- DVD cover
- Directed by: Anita Udeep
- Written by: Anita Udeep
- Produced by: Anita Udeep
- Starring: Rathi Suhaas Ahuja
- Cinematography: Preetha Jayaraman
- Edited by: Sundeep V Menon
- Music by: Mahesh Shankar
- Production companies: N-Viz Entertainment Pentamedia
- Release date: 26 December 2003;
- Running time: 150 minutes
- Country: India
- Language: English
- Budget: ₹80-85 lakh
- Box office: ₹3.5 lakh

= Knock Knock, I'm Looking to Marry =

Indian romantic drama film

Knock Knock, I'm Looking to Marry is a 2003 Indian English-language romance film directed by Anita Udeep and starring Rathi and Suhaas Ahuja.

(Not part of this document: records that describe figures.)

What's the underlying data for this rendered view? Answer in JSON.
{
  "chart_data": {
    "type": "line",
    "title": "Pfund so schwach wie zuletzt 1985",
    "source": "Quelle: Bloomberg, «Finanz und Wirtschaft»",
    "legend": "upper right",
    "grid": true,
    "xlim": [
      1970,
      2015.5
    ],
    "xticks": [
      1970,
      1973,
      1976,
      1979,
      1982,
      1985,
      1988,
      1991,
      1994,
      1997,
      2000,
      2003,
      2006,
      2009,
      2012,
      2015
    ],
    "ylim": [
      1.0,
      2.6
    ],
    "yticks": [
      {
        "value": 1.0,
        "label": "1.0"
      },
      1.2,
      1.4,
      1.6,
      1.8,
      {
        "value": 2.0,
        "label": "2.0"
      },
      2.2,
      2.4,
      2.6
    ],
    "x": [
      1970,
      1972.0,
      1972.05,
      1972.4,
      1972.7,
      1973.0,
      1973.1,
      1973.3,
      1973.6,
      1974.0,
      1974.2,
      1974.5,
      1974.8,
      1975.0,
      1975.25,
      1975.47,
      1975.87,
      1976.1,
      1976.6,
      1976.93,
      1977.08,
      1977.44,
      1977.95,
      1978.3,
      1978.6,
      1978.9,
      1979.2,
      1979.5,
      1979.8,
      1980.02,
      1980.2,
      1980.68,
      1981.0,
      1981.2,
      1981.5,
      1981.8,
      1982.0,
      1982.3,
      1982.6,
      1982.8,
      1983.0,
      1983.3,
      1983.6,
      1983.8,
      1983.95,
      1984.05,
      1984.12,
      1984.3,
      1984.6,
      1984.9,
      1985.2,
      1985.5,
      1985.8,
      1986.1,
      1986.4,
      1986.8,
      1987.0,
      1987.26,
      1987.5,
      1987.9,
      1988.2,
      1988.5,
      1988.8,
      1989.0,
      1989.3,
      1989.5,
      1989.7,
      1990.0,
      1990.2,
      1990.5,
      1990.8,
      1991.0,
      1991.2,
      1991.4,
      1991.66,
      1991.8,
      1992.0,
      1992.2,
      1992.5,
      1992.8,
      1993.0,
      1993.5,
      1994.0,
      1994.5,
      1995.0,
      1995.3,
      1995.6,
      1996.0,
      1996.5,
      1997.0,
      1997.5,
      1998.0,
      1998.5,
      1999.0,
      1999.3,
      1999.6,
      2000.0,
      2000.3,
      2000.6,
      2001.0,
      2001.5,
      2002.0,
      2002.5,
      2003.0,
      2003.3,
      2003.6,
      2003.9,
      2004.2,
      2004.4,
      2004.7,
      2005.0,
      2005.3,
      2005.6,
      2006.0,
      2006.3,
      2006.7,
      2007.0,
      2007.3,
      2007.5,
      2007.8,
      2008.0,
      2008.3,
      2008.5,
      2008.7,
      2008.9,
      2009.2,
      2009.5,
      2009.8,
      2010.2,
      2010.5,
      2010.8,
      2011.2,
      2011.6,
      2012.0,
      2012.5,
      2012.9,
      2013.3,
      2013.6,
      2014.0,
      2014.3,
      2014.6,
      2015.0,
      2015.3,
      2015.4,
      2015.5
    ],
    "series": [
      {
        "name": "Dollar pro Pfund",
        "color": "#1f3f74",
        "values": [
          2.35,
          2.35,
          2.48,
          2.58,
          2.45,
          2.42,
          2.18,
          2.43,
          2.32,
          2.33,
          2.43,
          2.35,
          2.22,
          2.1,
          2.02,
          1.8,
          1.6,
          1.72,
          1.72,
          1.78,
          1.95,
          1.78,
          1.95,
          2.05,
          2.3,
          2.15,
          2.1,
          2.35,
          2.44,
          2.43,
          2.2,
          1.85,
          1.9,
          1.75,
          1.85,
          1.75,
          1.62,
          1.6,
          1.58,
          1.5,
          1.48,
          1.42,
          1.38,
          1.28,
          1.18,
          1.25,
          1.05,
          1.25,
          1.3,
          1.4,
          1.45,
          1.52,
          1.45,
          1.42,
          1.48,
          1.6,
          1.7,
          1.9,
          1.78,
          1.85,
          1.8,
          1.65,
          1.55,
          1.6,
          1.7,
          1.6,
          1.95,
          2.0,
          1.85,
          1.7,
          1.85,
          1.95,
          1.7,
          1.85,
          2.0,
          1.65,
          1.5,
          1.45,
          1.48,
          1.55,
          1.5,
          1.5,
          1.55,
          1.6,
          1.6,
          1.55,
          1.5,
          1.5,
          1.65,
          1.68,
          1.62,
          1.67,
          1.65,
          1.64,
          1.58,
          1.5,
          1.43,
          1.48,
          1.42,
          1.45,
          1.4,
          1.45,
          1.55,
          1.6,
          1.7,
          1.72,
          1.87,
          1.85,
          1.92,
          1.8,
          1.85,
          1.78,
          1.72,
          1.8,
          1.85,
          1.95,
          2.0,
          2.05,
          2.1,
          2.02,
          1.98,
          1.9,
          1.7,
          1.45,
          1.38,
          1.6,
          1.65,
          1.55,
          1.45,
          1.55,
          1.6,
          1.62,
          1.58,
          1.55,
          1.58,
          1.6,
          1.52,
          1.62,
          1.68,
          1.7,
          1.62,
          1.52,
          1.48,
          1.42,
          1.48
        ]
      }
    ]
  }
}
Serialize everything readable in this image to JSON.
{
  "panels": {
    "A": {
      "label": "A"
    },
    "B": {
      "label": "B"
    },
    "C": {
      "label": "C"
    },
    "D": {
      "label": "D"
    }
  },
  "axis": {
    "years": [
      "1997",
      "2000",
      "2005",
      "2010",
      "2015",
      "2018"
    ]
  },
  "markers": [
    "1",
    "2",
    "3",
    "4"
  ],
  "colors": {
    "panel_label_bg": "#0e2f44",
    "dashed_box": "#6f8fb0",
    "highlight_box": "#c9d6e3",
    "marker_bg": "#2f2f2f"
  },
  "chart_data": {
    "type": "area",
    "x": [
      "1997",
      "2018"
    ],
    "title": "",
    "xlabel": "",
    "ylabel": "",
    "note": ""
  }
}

The film is about the dilemma faced by the newer generation about whether to love someone first or to marry them first and love them afterwards.

== Plot ==
24-year-old Nithya, a Tamil Brahmin software engineer working for a MNC, is pressured by her parents to get married in the next two months. Her parents try to find her a groom through arranged marriage. Meanwhile, 26-year-old Sandeep, a Punjabi software engineer also working for a MNC, is confident to find a girl for himself. Nithya and Sandeep meet in an acting class and become friends. Eventually, Nithya and Sandeep realised that they are in love.

== Cast ==
- Rathi as Nithya
- Suhaas Ahuja as Sandeep
- A. C. Murali Mohan as Nithya's father
- Geetha Ravishankar as Nithya's mother
- Bagiarathy Narayanan

==Production==
Anita Udeep made her directorial debut through this film, which shows the difference between parents and their children's way of thinking. This film marked the film debut of Suhaas Ahuja after his other two films during that time did not release. This film marked the independent debut of Preetha Jayaraman, the daughter of P. C. Sreeram. The film was shot in Bangalore and Chennai.

== Soundtrack ==
The music features seven tracks by Mahesh Shankar that were shortened into one-minute bit songs. The songs were promoted on SS Music.

== Release and reception ==
The film was released in Bangalore, Chennai and Hyderabad (in three prints including Prasads Multiplex) on 26 December 2003.

Suresh Krishnamoorthy of The Hindu wrote that "The film has good and pleasant, racy music that would appeal to the youth by Mahesh Shankar" and added that "Special mention is required for the cinematography by Preetha Jeyaraman [...] A majority of the indoor scenes reveal the liberal use of cross-lighting, which has a natural look. The use of very little make-up for the artistes has helped retain the originality of the character".